Editors: Olga Bobrowska, Michał Bobrowski, Bogusław Zmudziński

Publisher: AGH University of Science and Technology Press

Published in cooperation with: Fundacja Promocji Kultury Artystycznej, Filmowej i Audiowizualnej Etiuda&Anima

 The publication is a part of the project “Twisted Dreams of History. V4 Perspective on Propaganda, Ideology and Animation”, supported by the International Visegrad Fund – Project #21720353

 Language of publication: English

Number of pages: 256

ISBN 978-83-66016-81-1

Krakow 2019

 

Free access to the publication

The publication released in an open access edition can be found at http://fundacja.etiudaandanima.pl/en/propaganda-ideology-animation-twisted-dreams-of-history-publication/

 Printed copies of the publication are delivered for free to various European and worldwide cultural and educational institutions as well as to interested Readers upon request sent at stoptrikfestival@gmail.com (shipping costs are covered by the Reader).

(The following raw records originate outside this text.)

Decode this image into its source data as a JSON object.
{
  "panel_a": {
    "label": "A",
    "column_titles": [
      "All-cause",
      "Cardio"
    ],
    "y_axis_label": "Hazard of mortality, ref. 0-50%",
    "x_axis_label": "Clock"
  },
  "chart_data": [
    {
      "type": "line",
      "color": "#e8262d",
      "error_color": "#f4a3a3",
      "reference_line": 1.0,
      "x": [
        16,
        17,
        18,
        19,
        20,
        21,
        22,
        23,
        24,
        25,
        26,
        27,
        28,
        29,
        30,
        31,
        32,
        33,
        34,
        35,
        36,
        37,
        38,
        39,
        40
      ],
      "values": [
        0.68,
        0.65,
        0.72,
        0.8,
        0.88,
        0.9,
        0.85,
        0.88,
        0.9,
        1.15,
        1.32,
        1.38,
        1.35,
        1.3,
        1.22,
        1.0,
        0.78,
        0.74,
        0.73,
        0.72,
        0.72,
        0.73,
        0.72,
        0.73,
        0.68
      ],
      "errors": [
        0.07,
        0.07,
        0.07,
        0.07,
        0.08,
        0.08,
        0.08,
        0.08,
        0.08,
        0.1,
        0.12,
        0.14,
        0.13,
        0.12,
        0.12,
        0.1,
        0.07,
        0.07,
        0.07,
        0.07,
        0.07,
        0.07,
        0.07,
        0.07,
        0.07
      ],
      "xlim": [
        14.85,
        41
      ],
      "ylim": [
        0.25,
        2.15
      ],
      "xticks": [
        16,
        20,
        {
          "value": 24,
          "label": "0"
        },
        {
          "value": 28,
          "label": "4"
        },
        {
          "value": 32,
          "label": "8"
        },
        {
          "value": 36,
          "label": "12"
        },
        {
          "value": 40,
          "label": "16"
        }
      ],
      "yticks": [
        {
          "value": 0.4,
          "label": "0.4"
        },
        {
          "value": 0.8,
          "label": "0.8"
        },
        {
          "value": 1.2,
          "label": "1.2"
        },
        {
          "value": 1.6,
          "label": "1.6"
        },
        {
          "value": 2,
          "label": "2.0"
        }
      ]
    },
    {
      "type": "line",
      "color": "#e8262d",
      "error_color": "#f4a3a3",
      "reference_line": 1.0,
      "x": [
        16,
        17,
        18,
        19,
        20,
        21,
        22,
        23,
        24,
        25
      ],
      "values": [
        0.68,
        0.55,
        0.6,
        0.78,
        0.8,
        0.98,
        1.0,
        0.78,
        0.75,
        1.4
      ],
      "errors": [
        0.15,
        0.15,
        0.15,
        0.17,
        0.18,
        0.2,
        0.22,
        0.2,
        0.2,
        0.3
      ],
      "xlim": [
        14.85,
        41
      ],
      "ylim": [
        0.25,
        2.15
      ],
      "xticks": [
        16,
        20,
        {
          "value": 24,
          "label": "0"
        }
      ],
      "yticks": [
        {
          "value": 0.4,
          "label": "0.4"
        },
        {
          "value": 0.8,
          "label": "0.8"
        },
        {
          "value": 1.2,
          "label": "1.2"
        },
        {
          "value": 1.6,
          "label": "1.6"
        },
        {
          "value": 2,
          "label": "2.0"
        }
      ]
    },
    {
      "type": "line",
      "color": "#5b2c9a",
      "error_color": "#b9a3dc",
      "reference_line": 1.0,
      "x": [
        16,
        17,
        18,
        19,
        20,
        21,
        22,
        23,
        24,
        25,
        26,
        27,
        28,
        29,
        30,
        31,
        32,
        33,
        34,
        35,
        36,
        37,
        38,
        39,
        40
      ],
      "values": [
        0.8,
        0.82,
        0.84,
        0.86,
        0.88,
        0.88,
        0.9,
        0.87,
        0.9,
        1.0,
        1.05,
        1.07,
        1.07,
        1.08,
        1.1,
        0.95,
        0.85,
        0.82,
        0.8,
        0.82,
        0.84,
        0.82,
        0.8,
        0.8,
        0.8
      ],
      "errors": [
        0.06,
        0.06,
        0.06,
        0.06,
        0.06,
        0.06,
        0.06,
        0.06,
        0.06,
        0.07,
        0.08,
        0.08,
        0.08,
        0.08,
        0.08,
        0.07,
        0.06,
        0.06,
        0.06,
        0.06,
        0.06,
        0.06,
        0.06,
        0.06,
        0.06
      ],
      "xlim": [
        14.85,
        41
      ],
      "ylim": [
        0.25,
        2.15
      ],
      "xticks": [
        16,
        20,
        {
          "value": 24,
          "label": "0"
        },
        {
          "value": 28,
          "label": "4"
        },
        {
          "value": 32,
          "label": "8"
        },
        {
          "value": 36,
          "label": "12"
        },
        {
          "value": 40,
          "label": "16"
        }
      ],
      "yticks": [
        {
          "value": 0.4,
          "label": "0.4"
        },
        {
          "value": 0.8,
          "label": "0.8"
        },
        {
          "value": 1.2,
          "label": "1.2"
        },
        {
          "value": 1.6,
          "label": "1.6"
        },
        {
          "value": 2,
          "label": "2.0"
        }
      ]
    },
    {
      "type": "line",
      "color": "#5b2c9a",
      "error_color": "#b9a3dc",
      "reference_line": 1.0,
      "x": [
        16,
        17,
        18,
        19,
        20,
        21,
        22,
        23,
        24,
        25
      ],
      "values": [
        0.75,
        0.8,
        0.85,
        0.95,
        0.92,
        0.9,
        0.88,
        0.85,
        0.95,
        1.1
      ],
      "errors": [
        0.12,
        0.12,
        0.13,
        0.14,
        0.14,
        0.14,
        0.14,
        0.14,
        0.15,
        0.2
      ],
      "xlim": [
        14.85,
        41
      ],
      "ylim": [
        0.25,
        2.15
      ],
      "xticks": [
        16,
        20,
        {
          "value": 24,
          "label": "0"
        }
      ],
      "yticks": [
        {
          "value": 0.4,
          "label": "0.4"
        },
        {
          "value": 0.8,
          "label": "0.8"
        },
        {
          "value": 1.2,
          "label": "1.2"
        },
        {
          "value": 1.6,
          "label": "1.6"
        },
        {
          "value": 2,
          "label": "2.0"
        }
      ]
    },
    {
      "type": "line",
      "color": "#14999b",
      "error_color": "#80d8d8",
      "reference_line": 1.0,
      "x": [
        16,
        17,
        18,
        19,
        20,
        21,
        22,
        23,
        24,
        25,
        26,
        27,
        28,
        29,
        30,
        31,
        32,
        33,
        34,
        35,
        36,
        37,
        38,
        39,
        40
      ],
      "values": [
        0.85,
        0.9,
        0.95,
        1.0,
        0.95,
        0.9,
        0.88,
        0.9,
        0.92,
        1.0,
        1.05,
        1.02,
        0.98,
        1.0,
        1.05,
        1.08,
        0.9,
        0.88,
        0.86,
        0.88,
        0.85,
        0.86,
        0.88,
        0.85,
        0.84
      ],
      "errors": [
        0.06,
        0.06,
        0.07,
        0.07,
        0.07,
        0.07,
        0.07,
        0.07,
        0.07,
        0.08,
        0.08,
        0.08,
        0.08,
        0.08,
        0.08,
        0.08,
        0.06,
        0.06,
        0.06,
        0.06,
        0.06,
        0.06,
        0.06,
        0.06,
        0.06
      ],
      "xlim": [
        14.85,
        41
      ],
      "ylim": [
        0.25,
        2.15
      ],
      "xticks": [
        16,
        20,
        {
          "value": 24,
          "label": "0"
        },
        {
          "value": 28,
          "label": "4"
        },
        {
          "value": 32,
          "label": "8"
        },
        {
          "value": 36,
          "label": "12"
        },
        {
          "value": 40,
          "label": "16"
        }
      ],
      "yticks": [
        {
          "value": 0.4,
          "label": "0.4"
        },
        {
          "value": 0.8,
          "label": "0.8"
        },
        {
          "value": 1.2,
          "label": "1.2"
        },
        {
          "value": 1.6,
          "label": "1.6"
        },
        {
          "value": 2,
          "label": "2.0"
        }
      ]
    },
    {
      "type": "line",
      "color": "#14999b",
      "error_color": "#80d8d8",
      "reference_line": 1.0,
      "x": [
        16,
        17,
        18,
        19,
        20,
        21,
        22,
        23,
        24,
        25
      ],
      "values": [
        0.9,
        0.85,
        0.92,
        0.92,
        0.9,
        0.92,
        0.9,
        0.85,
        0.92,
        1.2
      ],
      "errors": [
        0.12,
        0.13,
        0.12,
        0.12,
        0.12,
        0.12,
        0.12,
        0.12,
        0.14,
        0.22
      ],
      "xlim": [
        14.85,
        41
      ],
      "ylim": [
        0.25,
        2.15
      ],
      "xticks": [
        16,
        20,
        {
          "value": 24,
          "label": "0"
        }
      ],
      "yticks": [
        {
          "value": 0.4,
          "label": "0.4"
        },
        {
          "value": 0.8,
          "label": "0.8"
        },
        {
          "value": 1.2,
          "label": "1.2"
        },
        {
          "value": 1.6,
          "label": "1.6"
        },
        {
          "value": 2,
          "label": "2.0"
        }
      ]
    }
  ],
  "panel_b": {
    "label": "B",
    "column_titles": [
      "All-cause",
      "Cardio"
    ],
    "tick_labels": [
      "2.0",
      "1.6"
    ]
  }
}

Additionally, it is possible to obtain a printed copy at the book presentations held on various animated film festivals and cultural events. Available number of copies is limited. Follow the route of the book presentations on www.etiudaandanima.pl, www.stoptrik.com and our social media!


About the publication

 The presented monograph regards the history and contemporaneity of animated film through a prism of the ideological entanglement of this medium. The editors have invited film scholars and critics to reflect upon the dangerous liaisons between animation art and official propaganda.  Regardless of their ideological backbones, propaganda messages produced by the 20th and 21st century political systems were based upon rather similar theoretical and methodological assumptions. Intrinsically symbolic and synthetic language of animated film allows to observe rhetorical modes and indoctrination strategies in their purest form. The authors of the collected papers study animated production against the background of historical and political contexts that include: Soviet and post-Soviet Russia, USA and Eastern European satellite countries during Cold War, Weimar Republic and Nazi Germany, People's Republic of China under Mao Zedong, Marshal Tito's Yugoslavia and its dramatic breakup, contemporary condition of  European integration. The contributors represent cultural diversity and differentiated research approaches as they come from various academic and cultural environments (Poland, Czech Republic, Hungary, Serbia, China, Greece/Estonia, Russia/USA, Bulgaria/Canada, Bosnia and Herzegovina/Sweden). Next to the papers written by the scholars of highly acknowledged status in worldwide Animation Studies (e.g. Mikhail Gurevich, Midhat Ajanović Ajan), we publish articles of the young generation of academics and film culture activists (e.g. Anna Ida Orosz, Jiří Neděla), as well as a manifesto of the 2017 Oscar-nominated animated film artist Theodore Ushev.